From young gentleman Herbert Pocket in Great Expectations to interstellar gentleman Obi Wan Kenobi, you’d be hard pressed to find a better canvas for the filmed version of a gentleman than Sir Alec Guiness.
Something of a chameleon, he was fit to play such famed gentleman as King Charles I, Benjamin Disraeli, Prince Albert, Prince Feisal, Marcus Aurelius, Pope Innocent III, and Sigmund Freud. Though he could dress the scoundrel with the best of them. See: Fagin, Jacob Marley, Professor Marcus (original Ladykillers) and even Adolf Hitler.
Though, my favorite of his turns as an actor is a character that is perhaps gentlemanly to a fault. His Colonel Nicholson plays opposite William Holden’s Commander Shears and Sessue Hayakawa’s Colonel Saito in the masterfully filmed Bridge on the River Kwai. If you’ve never seen it and still want to consider yourself a man, don’t hesitate.

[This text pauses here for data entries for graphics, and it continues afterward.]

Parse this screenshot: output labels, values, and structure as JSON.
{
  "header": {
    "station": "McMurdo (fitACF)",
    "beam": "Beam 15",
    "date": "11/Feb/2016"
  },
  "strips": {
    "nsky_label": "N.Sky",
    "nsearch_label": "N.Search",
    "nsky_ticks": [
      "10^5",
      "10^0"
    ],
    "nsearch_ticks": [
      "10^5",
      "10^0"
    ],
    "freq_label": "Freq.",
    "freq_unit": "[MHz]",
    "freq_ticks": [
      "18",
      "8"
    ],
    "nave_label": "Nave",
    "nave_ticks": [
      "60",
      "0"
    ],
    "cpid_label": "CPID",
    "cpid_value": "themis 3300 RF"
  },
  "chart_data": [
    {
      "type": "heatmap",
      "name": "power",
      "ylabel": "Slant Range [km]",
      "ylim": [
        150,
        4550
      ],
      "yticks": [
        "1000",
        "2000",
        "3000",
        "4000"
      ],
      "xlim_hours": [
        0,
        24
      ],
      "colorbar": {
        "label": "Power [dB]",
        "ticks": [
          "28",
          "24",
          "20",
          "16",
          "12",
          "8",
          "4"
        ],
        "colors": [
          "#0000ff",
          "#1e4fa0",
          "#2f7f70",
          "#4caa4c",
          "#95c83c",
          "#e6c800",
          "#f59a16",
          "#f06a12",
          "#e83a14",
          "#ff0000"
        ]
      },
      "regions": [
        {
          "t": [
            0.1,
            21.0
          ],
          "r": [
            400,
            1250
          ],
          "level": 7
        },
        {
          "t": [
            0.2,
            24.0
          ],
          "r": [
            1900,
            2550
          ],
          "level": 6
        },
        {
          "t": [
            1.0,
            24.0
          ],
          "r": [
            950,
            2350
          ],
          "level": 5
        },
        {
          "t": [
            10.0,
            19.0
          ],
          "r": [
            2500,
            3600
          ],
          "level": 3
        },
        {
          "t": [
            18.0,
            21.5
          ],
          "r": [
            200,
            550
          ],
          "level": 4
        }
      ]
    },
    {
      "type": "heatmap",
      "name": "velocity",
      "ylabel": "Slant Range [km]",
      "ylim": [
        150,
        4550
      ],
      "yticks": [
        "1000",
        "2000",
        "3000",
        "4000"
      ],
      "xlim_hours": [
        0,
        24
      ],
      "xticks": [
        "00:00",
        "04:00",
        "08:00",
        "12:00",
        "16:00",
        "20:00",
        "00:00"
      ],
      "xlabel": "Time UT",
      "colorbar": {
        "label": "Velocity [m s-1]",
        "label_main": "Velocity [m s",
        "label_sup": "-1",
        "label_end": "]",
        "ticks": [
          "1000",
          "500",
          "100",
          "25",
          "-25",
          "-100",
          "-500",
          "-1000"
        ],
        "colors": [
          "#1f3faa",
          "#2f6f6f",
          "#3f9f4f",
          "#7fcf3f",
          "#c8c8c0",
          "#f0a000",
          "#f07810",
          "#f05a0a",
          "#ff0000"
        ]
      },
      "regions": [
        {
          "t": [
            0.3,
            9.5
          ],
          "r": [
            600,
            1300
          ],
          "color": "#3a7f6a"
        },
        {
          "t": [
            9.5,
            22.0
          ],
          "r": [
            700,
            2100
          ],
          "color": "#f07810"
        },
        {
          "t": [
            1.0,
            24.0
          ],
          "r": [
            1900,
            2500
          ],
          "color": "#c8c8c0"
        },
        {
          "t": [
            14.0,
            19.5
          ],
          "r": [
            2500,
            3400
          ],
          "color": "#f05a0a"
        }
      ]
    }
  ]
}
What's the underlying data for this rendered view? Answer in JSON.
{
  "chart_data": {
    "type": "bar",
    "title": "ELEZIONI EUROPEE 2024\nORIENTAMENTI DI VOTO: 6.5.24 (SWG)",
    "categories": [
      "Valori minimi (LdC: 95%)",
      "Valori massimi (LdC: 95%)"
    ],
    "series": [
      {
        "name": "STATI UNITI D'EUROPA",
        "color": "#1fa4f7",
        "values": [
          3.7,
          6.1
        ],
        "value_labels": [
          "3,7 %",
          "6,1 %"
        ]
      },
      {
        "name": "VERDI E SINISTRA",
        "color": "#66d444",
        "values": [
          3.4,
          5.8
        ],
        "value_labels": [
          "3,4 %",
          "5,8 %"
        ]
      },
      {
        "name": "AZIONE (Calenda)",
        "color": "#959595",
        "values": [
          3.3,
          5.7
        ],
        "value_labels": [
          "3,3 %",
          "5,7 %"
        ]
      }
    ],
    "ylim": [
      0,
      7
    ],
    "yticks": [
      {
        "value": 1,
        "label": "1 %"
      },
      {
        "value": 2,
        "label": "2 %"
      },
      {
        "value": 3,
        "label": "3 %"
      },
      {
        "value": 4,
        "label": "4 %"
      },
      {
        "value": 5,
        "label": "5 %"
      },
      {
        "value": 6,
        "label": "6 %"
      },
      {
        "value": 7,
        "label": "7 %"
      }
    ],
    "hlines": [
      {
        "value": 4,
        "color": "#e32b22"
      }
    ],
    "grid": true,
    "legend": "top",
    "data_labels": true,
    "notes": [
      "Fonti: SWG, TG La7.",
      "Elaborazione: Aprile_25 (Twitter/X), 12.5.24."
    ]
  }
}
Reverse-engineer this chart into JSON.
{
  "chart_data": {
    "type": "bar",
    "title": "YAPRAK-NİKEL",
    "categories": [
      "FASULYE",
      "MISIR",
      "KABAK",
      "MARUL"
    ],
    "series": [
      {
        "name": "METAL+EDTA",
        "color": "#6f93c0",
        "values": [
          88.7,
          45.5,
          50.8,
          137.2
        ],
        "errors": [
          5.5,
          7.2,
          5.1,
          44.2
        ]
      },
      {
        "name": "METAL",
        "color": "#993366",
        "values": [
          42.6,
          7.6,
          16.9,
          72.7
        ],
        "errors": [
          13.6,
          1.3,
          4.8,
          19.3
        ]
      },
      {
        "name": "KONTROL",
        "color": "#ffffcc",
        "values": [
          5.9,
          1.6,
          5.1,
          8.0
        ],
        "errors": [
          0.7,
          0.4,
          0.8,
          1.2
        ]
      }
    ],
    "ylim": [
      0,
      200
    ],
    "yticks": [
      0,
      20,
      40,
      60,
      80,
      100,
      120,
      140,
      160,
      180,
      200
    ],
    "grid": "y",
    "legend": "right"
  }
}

Without ruining the movie for you, Colonel Nicholson is the consummate officer and gentleman (eat your heart out Richard Gere). And the contrast of his ideals to that of his counterparts is both inspiring and tragic. “Madness!, Madness!”. He is a man who will uphold the highest level civility and code to no end, perhaps at the cost of pragmatism. While Shears, perhaps self serving, recognizes where code fails it's own purpose. In fact, my concept of a modern gentleman borrows equally from Nicholson and Shears, trying to take the best qualities of each character. Hopefully forming a man who does what needs to be done and does it right.